Les tirs sur les positions libanaises sont réguliers, et les échanges de feu sont plus nombreux encore la nuit. Ici à Oum Khaled, tout est fait pour écarter le risque d’encerclement. Quant à Daech, son but ultime est de trouver la brèche dans le dispositif libanais, le submerger par le nombre, puis marcher sur Ras Baalbek.
La guerre et sa dimension psychologique
La presse internationale a déjà relevé qu’en 2014 Daech était entré en territoire libanais jusque dans la ville d’Arsal, dans le Nord-Est, c’est-à-dire un peu au sud de notre FOB. Plus encore, l’année dernière, l’organisation islamiste a tenu Arsal pendant cinq jours avant que les FAL réussissent à le lui reprendre militairement. Cependant, des sympathies réelles existent ici entre certains Libanais et Daech. En outre, les réfugiés syriens, révoltés contre le régime de Bachar al-Assad, sont souvent favorables eux aussi aux djihadistes. Les fronts étant contigus, si les FAL prenaient la bande de terre à laquelle elles font face à Oum Khaled, où je suis allé, Daech refluerait vers Arsal en se fondant peut-être dans la population. D’où la réticence des FAL de totalement nettoyer Daech du territoire libanais : cette opération causerait sûrement de nombreux morts parmi les civils. De nombreuses victimes chez les Libanais sunnites ultraconservateurs du coin – cette zone est célèbre justement pour ses quelques villages salafistes – risqueraient d’accentuer leur dégoût pour le gouvernement actuel, encore vaguement dominé par le Hezbollah. Ni les gouvernants ni les militaires ne peuvent évoquer cette question, mais chacun y pense.

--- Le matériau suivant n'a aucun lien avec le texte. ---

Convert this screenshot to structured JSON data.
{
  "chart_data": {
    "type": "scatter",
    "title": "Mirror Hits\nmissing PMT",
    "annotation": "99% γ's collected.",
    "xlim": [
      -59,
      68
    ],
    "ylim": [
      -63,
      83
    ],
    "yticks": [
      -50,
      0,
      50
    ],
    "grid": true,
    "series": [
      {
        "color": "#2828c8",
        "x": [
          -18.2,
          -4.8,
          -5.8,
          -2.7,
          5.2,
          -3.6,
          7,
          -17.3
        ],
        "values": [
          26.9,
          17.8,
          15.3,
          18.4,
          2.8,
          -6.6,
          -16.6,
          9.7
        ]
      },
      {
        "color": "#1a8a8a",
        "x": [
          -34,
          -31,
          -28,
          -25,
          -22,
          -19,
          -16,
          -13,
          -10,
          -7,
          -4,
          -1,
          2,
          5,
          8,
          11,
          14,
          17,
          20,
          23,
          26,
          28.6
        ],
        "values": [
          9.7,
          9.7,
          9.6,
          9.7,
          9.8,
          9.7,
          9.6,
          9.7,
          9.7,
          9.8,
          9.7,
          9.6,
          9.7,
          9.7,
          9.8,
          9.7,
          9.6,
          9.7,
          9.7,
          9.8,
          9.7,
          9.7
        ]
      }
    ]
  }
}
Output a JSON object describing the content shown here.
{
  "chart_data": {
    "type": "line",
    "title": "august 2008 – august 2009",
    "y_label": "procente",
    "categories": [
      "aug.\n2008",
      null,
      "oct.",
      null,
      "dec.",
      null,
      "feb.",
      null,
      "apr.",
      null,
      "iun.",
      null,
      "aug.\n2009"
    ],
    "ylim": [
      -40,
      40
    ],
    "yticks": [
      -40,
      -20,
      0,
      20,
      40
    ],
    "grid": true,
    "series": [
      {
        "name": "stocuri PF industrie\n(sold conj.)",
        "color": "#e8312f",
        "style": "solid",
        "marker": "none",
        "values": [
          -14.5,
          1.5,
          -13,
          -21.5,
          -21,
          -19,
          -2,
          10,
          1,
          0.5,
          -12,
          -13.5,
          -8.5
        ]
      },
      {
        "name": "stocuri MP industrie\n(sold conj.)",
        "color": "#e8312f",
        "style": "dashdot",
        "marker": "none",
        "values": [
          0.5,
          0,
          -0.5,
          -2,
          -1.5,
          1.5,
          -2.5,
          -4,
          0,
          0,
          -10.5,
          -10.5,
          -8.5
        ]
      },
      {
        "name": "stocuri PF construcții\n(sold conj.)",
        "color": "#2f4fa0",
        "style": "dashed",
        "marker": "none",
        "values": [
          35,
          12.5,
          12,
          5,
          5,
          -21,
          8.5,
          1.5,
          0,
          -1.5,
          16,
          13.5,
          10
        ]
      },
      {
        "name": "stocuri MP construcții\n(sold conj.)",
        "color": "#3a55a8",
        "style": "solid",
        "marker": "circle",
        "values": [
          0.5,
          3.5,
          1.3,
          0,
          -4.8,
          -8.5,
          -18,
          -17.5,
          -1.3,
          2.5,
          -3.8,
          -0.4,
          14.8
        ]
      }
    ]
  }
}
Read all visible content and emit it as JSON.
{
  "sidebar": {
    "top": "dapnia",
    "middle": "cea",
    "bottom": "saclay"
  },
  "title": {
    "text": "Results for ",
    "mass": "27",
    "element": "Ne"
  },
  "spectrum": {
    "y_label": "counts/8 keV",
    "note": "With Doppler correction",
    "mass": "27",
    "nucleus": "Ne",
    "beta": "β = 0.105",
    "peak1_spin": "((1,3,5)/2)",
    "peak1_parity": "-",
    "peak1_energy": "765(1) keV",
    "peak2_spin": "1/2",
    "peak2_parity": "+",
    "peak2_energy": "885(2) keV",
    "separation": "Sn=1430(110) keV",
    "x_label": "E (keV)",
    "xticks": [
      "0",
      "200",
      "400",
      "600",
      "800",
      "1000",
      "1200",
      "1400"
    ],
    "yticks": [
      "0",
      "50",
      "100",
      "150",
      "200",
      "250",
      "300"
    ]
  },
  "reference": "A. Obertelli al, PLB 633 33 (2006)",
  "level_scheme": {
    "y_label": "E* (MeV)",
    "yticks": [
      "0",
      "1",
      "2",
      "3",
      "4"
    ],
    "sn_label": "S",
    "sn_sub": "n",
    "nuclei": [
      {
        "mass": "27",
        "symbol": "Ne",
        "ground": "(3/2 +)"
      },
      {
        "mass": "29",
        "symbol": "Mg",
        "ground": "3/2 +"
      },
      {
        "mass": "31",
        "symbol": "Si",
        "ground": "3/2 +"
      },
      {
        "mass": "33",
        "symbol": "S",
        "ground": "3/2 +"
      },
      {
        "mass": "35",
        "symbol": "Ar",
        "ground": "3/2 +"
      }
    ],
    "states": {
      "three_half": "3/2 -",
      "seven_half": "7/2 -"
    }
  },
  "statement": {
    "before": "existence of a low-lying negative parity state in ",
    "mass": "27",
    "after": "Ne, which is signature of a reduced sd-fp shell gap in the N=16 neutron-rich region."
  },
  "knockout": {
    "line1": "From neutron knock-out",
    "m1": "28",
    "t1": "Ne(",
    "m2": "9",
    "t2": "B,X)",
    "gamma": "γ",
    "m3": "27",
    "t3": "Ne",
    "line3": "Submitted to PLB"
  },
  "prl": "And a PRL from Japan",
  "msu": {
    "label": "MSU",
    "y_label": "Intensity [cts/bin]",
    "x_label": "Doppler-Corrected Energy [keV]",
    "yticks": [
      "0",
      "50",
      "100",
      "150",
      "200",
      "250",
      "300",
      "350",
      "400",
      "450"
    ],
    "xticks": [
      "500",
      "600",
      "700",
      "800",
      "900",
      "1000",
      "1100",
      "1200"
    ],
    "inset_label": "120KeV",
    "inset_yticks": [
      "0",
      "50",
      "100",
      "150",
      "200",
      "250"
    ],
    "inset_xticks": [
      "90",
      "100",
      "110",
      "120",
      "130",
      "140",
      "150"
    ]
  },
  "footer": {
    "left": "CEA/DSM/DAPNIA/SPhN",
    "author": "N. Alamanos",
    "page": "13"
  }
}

Encore une fois, les Libanais n’osent trop le répéter, mais leur logique, parfaitement sensée, est simple : les tueurs du Bataclan à Paris ont été formés de l’autre côté de la frontière syrienne, à quelques dizaines de kilomètres de là. Arrêter les djihadistes à Ras Baalbek, c’est protéger l’Europe. Pour l’heure, outre l’aide traditionnelle française, qui fléchit ces derniers temps, les Américains et tout aussi vigoureusement les Britanniques apportent matériels de surveillance et armement. Les militaires libanais sentent qu’ils font le travail du monde civilisé, et voudraient simplement que cela se sache.